Symantec could not be reached for comment on its role in utilization of the grant. However, the computer security firm will be working with Coverity “on market validation and some intelligence on what customers want and don’t want in terms of security stuff,” Engler told LinuxInsider.

“They will serve as a conduit for us to get a bunch of security trials at companies that may be happy to talk to Symantec but not to some random startup,” he said.

“They will also get validation from the market,” Engler added. “DHS doesn’t want to fund commercialization of something that’s going to flop, so Symantec’s job is to make sure that what we produce will actually make money and help the government and private industry.”

Some Community Members Miffed

Tools have been available to open-source developers for years to address flaws in the programs, according to Michael Gavin, a senior analyst for Forrester Research. “One thing that I’ve been surprised and disappointed by was that they were not used more broadly,” he told LinuxInsider.

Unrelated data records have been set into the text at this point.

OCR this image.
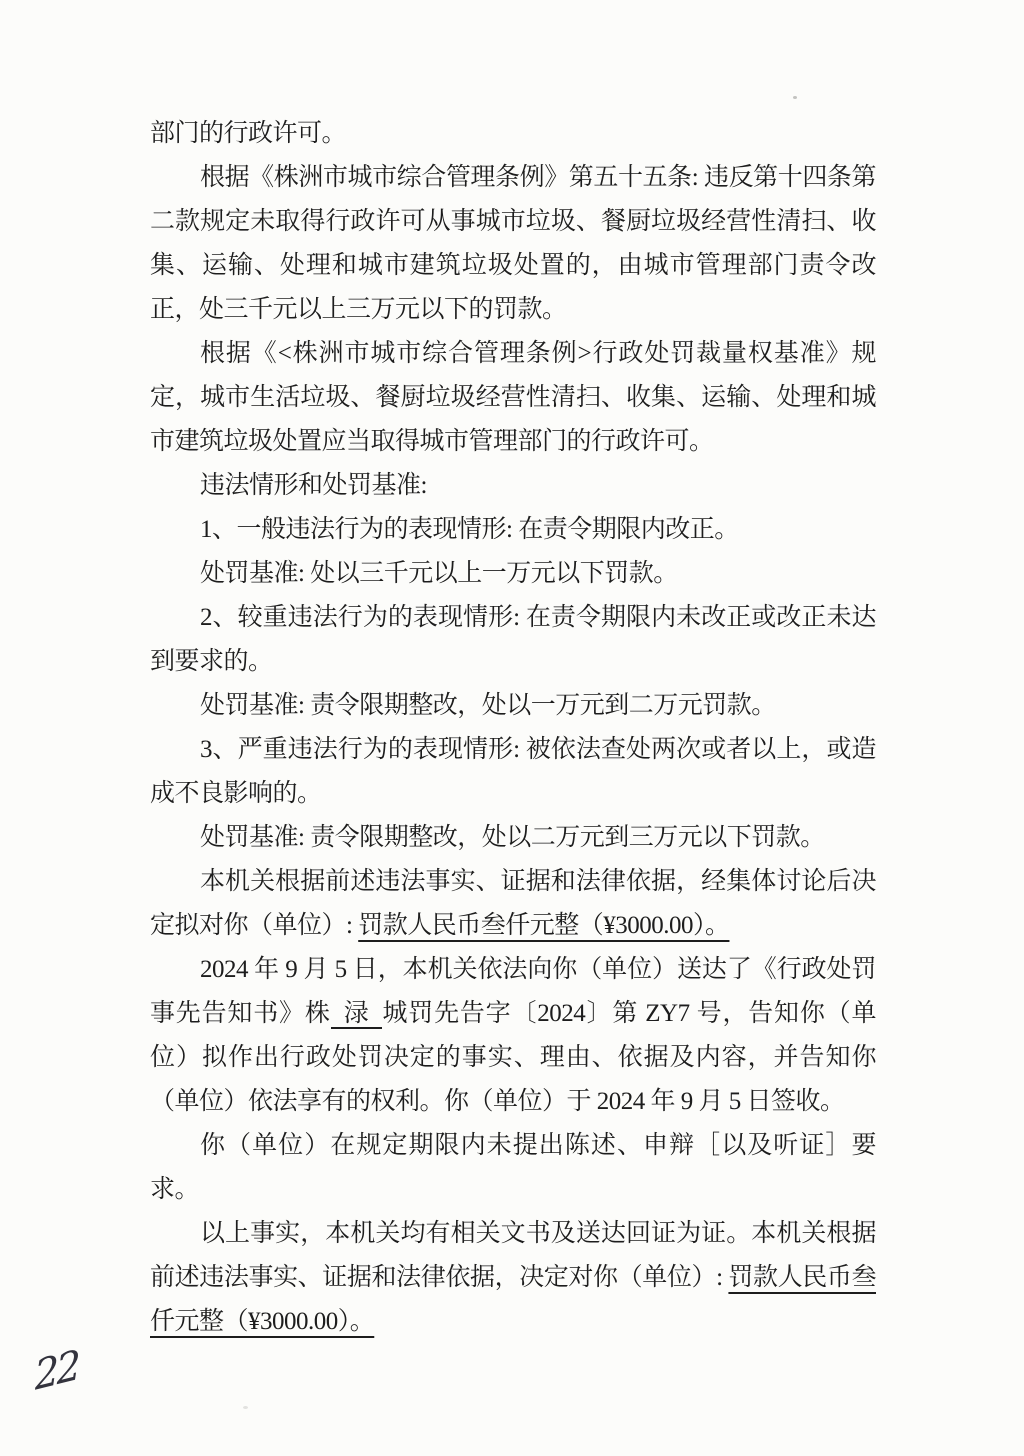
部门的行政许可。

根据《株洲市城市综合管理条例》第五十五条: 违反第十四条第二款规定未取得行政许可从事城市垃圾、餐厨垃圾经营性清扫、收集、运输、处理和城市建筑垃圾处置的，由城市管理部门责令改正，处三千元以上三万元以下的罚款。

根据《<株洲市城市综合管理条例>行政处罚裁量权基准》规定，城市生活垃圾、餐厨垃圾经营性清扫、收集、运输、处理和城市建筑垃圾处置应当取得城市管理部门的行政许可。

违法情形和处罚基准:

1、一般违法行为的表现情形: 在责令期限内改正。

处罚基准: 处以三千元以上一万元以下罚款。

2、较重违法行为的表现情形: 在责令期限内未改正或改正未达到要求的。

处罚基准: 责令限期整改，处以一万元到二万元罚款。

3、严重违法行为的表现情形: 被依法查处两次或者以上，或造成不良影响的。

处罚基准: 责令限期整改，处以二万元到三万元以下罚款。

本机关根据前述违法事实、证据和法律依据，经集体讨论后决定拟对你（单位）: 罚款人民币叁仟元整（¥3000.00）。

2024 年 9 月 5 日，本机关依法向你（单位）送达了《行政处罚事先告知书》株 渌 城罚先告字〔2024〕第 ZY7 号，告知你（单位）拟作出行政处罚决定的事实、理由、依据及内容，并告知你（单位）依法享有的权利。你（单位）于 2024 年 9 月 5 日签收。

你（单位）在规定期限内未提出陈述、申辩［以及听证］要求。

以上事实，本机关均有相关文书及送达回证为证。本机关根据前述违法事实、证据和法律依据，决定对你（单位）: 罚款人民币叁仟元整（¥3000.00）。

22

“Now that people are relying on open source, especially for so many servers, the Department of Homeland Security is stepping up and saying, ‘we rely on them, and we need to make sure that they’re more secure.'”

After news of the grant was made public, the DHS came under fire from some corners of the open-source world for its willingness to fund the search for bugs in open-source software despite its reluctance to pay for fixing the bugs exposed by Coverity’s efforts.

“Open-source people have done a lot of stuff that’s been good, and they haven’t been paid for it,” Gavin noted.

Questions Raised

“It is a little surprising that a private company is getting funded for this,” Gavin continued. “If it had just gone to Stanford, that’s one thing. But going to Stanford, Symantec and Coverity — that’s a little strange.

“It’s not bad that somebody is putting money into it,” he said. “To me, it’s a little questionable as to how they decided who gets the money.”

Addressing vulnerabilities in open-source software is a good thing, agreed Djenana Campara, CTO and chairperson of Klocwork, a software quality and security firm in Burlington, Mass.

“I’m really glad that Homeland Security is investing in these types of activities,” she told LinuxInsider. “What I don’t understand and can’t comprehend is why they’re funding the development of a particular vendor who is known in the quality defect detection space and now they’re crossing into security — so they’re going to use this grant to develop their security offering.”

However, Coverity has already established a presence in the security space, noted Jack Danahy, CTO and founder of Ounce Labs, a software quality and security company in Waltham, Mass.

“They focus on quality and security in a limited number of platforms versus a broader approach,” he told LinuxInsider.

“They’ve been in security for a while,” he added. “They’re a credible player for the security problems that they find.”

DHS could not be reached for comment.

1 Comment

  • I can understand the fundimental paranoia about it, but this: "Coverity’s bug-zapping program, Prevent, will be used to conduct the daily audits called for in the grant and post them to a secure, restricted-access Web site for developers." is bullshit. Open source advances and fixes its bugs by making *everyone* a developer. How the hell do you restrict access to information about vulnerabilities to developers, when those developers could be everyone from Red Hat to the 13 year old that just happened to wake up one morning with a briliant idea for network security and wrote it on the computer he shares with his 8 brothers and sisters? I think they are being stupidly clueless about this one factor, even if the idea is generally sound.